Di Tivaouane, sekitar 90 kilometer dari Kota Dakar, Senegal, nama Djakarta melekat erat dalam ingatan masyarakatnya hingga kini. Di sana, nama itu ditabalkan untuk sebutan ojek yang hilir-mudik mengangkut penumpang.
Sepeda motor, yang sebagian besar merupakan produk China ini, merupakan salah satu alat transportasi utama di kota suci umat Tidianiya ini. Sekretaris Kedua Bidang Penerangan dan Sosial Budaya, Kedutaan Besar Republik Indonesia (KBRI) Dakar, Rheinhard Sinaga menyatakan, menurut warga Tivaouane, penyebutan nama Djakarta bagi ojek karena dahulu sepeda motor tersebut sebagian besar diimpor dari Jakarta.
"Hal ini menjelaskan kenapa ejaan Djakarta masih menggunakan ejaan lama Dj bukan J. Sehingga para pemakai motor menyebut motornya dari Djakarta, lalu kemudian berkembang menjadi motor Djakarta," kata Rheinhard melalui email dari Dakar.
Indonesia, ujar Rheinhard, pernah menjadi pengekspor motor terbesar ke kawasan Afrika Barat pada era 80-90an, namun kemudian kalah bersaing dengan motor buatan Cina. Mantan Dubes Mali untuk Indonesia yang berkedudukan di Tokyo, Mdm. Maemunnah, pertama sekali mengenal Indonesia justru dari motor Djakarta yang ada di Mali.
Bahkan informasi yang diperoleh dari Mdm. Maemunnah, yang disampaikan kepada Andradjati, Dubes RI di Dakar saat ini, ketika masih menjabat sebagai Direktur Afrika Kemlu RI, Presiden Mali berencana akan kembali mengimpor motor dari Indonesia. Hal ini, peluang bisnis bagi eksportir motor Indonesia untuk menjual produk kendaraan roda dua ke Mali dan negara-negara di wilayah Afrika Barat lainnya.
Sekarang ini, model transportasi motor Djakarta ini memiliki peran penting bagi masyarakat untuk bergerak cepat dari satu tempat ke tempat lain di wilayah Afrika Barat, antara lain seperti Senegal dan Mali, mengingat kemacetan yang sudah menjadi kebiasaan sehari-hari. Djakarta menjadi pilihan yang tepat dibanding menggunakan mobil, apalagi di waktu jalanan sedang macet.

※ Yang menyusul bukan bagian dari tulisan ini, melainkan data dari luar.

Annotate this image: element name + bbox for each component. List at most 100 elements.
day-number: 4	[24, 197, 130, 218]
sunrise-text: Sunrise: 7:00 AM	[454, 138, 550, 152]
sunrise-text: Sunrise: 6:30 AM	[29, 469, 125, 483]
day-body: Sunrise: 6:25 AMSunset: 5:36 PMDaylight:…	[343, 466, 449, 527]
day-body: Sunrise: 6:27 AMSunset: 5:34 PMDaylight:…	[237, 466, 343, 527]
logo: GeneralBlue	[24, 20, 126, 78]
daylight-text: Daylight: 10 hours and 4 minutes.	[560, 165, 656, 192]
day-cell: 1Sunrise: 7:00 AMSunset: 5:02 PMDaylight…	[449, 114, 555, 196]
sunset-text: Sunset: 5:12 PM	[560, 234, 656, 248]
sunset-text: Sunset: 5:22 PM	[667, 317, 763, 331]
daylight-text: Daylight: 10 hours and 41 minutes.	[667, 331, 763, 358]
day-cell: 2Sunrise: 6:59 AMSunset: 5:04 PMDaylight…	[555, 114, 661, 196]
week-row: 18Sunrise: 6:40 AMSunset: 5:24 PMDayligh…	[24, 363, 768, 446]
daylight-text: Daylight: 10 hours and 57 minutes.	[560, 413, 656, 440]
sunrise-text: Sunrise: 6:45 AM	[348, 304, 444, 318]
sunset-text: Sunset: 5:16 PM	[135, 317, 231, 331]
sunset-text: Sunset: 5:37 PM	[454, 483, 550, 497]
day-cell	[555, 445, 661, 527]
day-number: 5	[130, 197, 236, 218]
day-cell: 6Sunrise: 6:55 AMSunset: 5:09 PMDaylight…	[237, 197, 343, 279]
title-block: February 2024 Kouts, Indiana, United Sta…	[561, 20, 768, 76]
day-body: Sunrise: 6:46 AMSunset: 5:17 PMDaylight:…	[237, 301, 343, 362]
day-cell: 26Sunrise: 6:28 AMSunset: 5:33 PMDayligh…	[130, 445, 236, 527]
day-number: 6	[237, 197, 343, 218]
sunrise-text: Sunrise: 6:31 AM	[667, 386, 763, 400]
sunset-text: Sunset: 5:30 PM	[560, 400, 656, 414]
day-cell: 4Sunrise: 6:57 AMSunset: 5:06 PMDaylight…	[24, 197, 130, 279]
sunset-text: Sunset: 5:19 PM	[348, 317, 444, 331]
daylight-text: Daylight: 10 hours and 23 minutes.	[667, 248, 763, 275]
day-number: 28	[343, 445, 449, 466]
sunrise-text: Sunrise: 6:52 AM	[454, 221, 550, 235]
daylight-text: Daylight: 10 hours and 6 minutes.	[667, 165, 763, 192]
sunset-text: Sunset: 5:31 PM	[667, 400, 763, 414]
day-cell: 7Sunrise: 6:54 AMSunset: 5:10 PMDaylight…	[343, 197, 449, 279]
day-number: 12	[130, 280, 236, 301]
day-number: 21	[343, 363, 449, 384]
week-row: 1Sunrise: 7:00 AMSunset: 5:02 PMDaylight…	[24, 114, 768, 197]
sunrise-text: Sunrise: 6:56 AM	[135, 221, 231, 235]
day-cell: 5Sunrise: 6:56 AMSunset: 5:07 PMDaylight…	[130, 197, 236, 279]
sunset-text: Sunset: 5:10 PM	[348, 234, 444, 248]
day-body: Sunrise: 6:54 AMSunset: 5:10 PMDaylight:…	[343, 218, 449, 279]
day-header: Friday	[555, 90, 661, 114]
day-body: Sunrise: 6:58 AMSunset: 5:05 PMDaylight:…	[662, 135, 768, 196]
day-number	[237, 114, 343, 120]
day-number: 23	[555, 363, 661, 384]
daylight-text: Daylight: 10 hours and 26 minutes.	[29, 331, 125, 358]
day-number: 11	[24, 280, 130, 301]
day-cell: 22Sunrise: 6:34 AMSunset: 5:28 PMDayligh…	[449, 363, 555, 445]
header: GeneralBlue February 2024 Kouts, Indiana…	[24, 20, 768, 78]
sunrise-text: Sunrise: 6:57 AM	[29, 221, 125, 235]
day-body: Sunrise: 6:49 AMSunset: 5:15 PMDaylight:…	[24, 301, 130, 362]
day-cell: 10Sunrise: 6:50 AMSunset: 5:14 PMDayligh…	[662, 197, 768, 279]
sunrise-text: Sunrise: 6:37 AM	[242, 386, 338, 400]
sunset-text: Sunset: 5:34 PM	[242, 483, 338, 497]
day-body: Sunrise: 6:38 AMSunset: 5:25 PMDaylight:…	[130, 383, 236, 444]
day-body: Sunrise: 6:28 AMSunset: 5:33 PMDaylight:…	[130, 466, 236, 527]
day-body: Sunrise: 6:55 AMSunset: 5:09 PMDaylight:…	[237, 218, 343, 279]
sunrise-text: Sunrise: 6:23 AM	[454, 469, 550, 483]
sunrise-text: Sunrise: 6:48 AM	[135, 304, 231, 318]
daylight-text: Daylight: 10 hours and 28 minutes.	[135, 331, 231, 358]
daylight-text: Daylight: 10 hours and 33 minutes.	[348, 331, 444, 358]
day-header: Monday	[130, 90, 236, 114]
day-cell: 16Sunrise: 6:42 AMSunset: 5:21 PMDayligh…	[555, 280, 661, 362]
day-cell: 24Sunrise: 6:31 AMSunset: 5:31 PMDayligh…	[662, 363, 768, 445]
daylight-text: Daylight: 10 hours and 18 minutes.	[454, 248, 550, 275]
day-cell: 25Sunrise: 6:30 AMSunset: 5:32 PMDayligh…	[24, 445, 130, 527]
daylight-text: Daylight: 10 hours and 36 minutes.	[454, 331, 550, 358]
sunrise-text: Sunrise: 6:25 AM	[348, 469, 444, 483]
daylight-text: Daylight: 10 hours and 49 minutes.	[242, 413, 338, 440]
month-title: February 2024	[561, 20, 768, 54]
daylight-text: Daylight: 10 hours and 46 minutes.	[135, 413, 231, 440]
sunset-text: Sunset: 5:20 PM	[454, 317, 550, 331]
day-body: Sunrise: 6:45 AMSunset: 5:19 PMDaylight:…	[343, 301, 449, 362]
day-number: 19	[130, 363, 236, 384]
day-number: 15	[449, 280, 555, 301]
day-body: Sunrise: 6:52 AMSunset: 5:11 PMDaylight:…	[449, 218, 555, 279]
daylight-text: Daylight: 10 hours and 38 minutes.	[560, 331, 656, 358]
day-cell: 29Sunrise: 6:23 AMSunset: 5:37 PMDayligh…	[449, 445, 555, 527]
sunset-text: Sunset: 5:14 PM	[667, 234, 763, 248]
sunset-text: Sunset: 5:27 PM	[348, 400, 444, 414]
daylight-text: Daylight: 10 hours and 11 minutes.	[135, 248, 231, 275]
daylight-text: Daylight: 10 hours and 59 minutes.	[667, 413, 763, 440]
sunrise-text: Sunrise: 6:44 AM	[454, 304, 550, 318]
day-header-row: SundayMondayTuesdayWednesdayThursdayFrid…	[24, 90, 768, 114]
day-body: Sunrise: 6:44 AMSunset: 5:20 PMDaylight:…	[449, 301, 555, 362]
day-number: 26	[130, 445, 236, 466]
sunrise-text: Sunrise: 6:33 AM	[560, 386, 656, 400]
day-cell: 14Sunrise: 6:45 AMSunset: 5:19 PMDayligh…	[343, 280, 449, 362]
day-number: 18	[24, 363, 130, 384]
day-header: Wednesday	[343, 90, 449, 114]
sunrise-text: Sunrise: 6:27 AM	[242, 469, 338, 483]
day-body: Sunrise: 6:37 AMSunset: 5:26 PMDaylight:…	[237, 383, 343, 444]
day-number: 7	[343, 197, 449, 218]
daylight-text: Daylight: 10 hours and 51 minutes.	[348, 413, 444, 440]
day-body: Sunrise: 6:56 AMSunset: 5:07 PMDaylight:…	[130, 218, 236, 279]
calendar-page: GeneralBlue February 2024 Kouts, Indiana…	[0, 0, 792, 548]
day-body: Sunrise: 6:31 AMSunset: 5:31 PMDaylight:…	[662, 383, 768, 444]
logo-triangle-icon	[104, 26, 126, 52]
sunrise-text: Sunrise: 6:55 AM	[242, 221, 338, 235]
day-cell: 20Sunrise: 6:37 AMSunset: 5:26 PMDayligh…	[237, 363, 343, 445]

Di Tivaouane, transportasi motor Djakarta dipakai untuk mencari rezeki nomplok sebagai ojek untuk mengangkut penumpang dengan biaya yang jauh lebih murah daripada taxi. Apalagi pada saat perayaan Maulud, di mana umat yang merayakan berjumlah ratusan ribu orang menyemuti kota.
Menurut cerita tukang ojek motor di Tivaouane, dalam pada kondisi normal, biasanya sekali jalan penumpang membayar ongkos sebesar Francs 200 (setara dengan Rp. 4000, dengan asumsi Francs 1 = Rp. 20), tapi pada saat perayaan Maulud awal Februari lalu, penumpang bisa membayar sampai dengan Francs 600 per angkut. Rata-rata penghasilan tukang ojek bisa mencapai Francs 25.000 per hari, dan dari jumlah itu para tukang ojek harus menyetorkan Francs 2.000 kepada pemilik motor Djakarta dan menikmati sisanya.
Jika penumpang lagi banyak, bisnis ojek menjadi sangat menggiurkan. Apalagi seperti pada hari-hari besar saat orang banyak membutuhkan ojek, tukang ojek bisa mendapatkan penghasilan yang lumayan besar dan bisa ditabung untuk membeli motor Djakarta tanpa meminjam kepada pemilik.
"Bahkan mereka bisa hidup layak dengan penghasilan ojek," tukas Rheinhard.